Fragt man nach berühmte bayrische Künstler oder gar Humoristen, kommt man an Karl Valentin nicht vorbei. Sein skurriler, gestochen scharfer und tragischer Humor ist unvergessen und hat Generationen von Künstlern geprägt. Sogar Begriffe und Worte haben es geschafft, in den alltäglichen Sprachgebrauch der vorwiegend bajuwarischen Bevölkerung einzuziehen. Obwohl Karl Valentin schon seit über 60 Jahren nicht mehr unter uns weilt, ist er noch immer allgegenwärtig. Ein dermaßen großer Nachhall seiner künstlerischen Tätigkeit ist ohne die im letzten Jahrhundert aufkommenden Medien in dieser Form niemals möglich gewesen. Zwar zählen allein schon seine Bühnenstücke und Lieder zu wichtigen Klassikern des letzten Jahrhunderts, doch ohne seine Hörspiele und Filme wäre das, was Karl Valentin als Person und Künstler ausmacht, heute weitestgehend vergessen.

Das große Glück der heutigen Generation ist es, über diesen wertvollen filmischen Nachlass von Karl Valentin verfügen zu können. Nachdem er zu Beginn des letzten Jahrhunderts seine ersten künstlerischen Erfahrungen auf verschiedenen Bühnen Deutschlands machte, begann er bereits im Jahr 1912 damit, eigene Kurzfilme zu drehen. In den Jahren und Jahrzehnten darauf folgte eine große Karriere, die erst im Zweiten Weltkrieg zu stagnieren begann.
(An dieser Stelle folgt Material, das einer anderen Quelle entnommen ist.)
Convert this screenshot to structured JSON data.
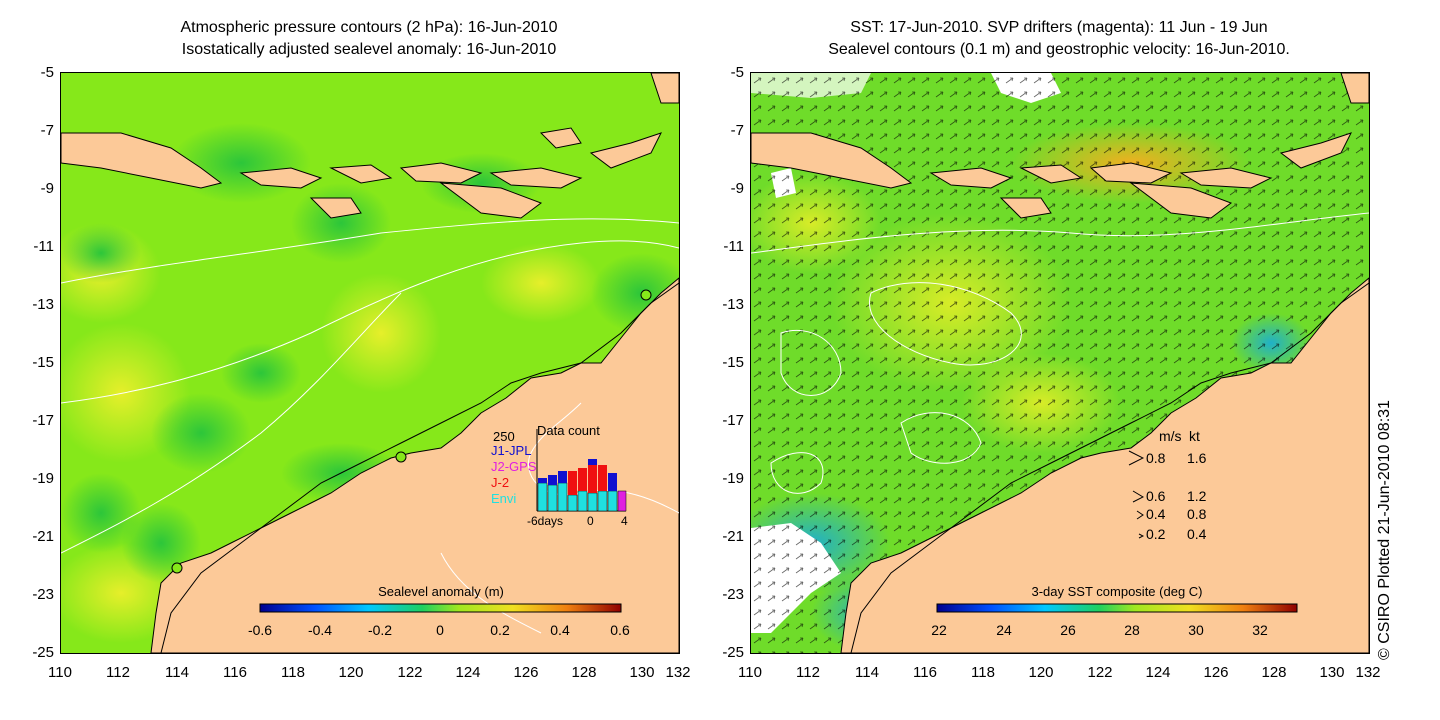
{
  "left_panel": {
    "title_line1": "Atmospheric pressure contours (2 hPa): 16-Jun-2010",
    "title_line2": "Isostatically adjusted sealevel anomaly: 16-Jun-2010",
    "colorbar_label": "Sealevel anomaly (m)",
    "colorbar_ticks": [
      "-0.6",
      "-0.4",
      "-0.2",
      "0",
      "0.2",
      "0.4",
      "0.6"
    ],
    "data_count": {
      "title": "Data count",
      "ymax_label": "250",
      "legend": [
        {
          "name": "J1-JPL",
          "color": "#1010d0"
        },
        {
          "name": "J2-GPS",
          "color": "#e020e0"
        },
        {
          "name": "J-2",
          "color": "#f01010"
        },
        {
          "name": "Envi",
          "color": "#20e0e0"
        }
      ],
      "x_labels": [
        "-6days",
        "0",
        "4"
      ]
    }
  },
  "right_panel": {
    "title_line1": "SST: 17-Jun-2010. SVP drifters (magenta): 11 Jun - 19 Jun",
    "title_line2": "Sealevel contours (0.1 m) and geostrophic velocity: 16-Jun-2010.",
    "colorbar_label": "3-day SST composite (deg C)",
    "colorbar_ticks": [
      "22",
      "24",
      "26",
      "28",
      "30",
      "32"
    ],
    "velocity_legend": {
      "header_ms": "m/s",
      "header_kt": "kt",
      "rows": [
        {
          "ms": "0.8",
          "kt": "1.6"
        },
        {
          "ms": "0.6",
          "kt": "1.2"
        },
        {
          "ms": "0.4",
          "kt": "0.8"
        },
        {
          "ms": "0.2",
          "kt": "0.4"
        }
      ]
    }
  },
  "axes": {
    "y_ticks": [
      "-5",
      "-7",
      "-9",
      "-11",
      "-13",
      "-15",
      "-17",
      "-19",
      "-21",
      "-23",
      "-25"
    ],
    "x_ticks": [
      "110",
      "112",
      "114",
      "116",
      "118",
      "120",
      "122",
      "124",
      "126",
      "128",
      "130",
      "132"
    ]
  },
  "credit": "© CSIRO Plotted 21-Jun-2010 08:31",
  "colors": {
    "land": "#fcc998",
    "sealevel_sea": "#86e81a",
    "sst_sea": "#6fdc2a"
  }
}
Das ging in der Nachkriegszeit so weit, dass Valentin fast in Vergessenheit geraten wäre. Erst viele Jahre nach seinem Tod erinnerte man sich wieder an die großartigen Werke des Münchner Künstlers. Es begann eine nicht enden wollende Karl-Valentin-Renaissance, die bis heute anhält.

Auf die Kurzfilme, die Karl Valentin bis in die 40er Jahre hinein produzierte, folgten schnell abendfüllende Spielfilme. Drei der wohl bekanntesten Filme des Künstlers hat die Münchner Firma Film 101 im Jahr 2004 im Rahmen einer DVD-Box veröffentlicht. Es handelt sich um die Werke "Der Sonderling" aus dem Jahr 1929, "Kirschen in Nachbars Garten" aus dem Jahr 1935 und "Donner, Blitz und Sonnenschein" von 1935.

"Der Sonderling" ist der erste und zugleich letzte abendfüllende Stummfilm von Karl Valentin, den er zusammen mit seiner langjährigen Bühnenpartnerin Liesl Karlstadt drehte. Regie führte Walter Jerven. Die Geschichte handelt von einem leidenschaftlichen Briefmarkensammler, dessen größter Wunsch es ist, den "Schwarzen Einser" zu besitzen. Als er anfängt für einen Schneider zu arbeiten, freundet dessen Gattin sich mit ihm an. Diese sorgt heimlich dafür, dass er seine ersehnte Marke endlich bekommt. Dummerweise fehlt einem Kunden genau das Geld, was für die Briefmarke gebraucht wurde. Aus diesem Grund wird er verhaftet. Die Anschuldigungen belasten ihn so sehr, dass er Selbstmord begehen möchte...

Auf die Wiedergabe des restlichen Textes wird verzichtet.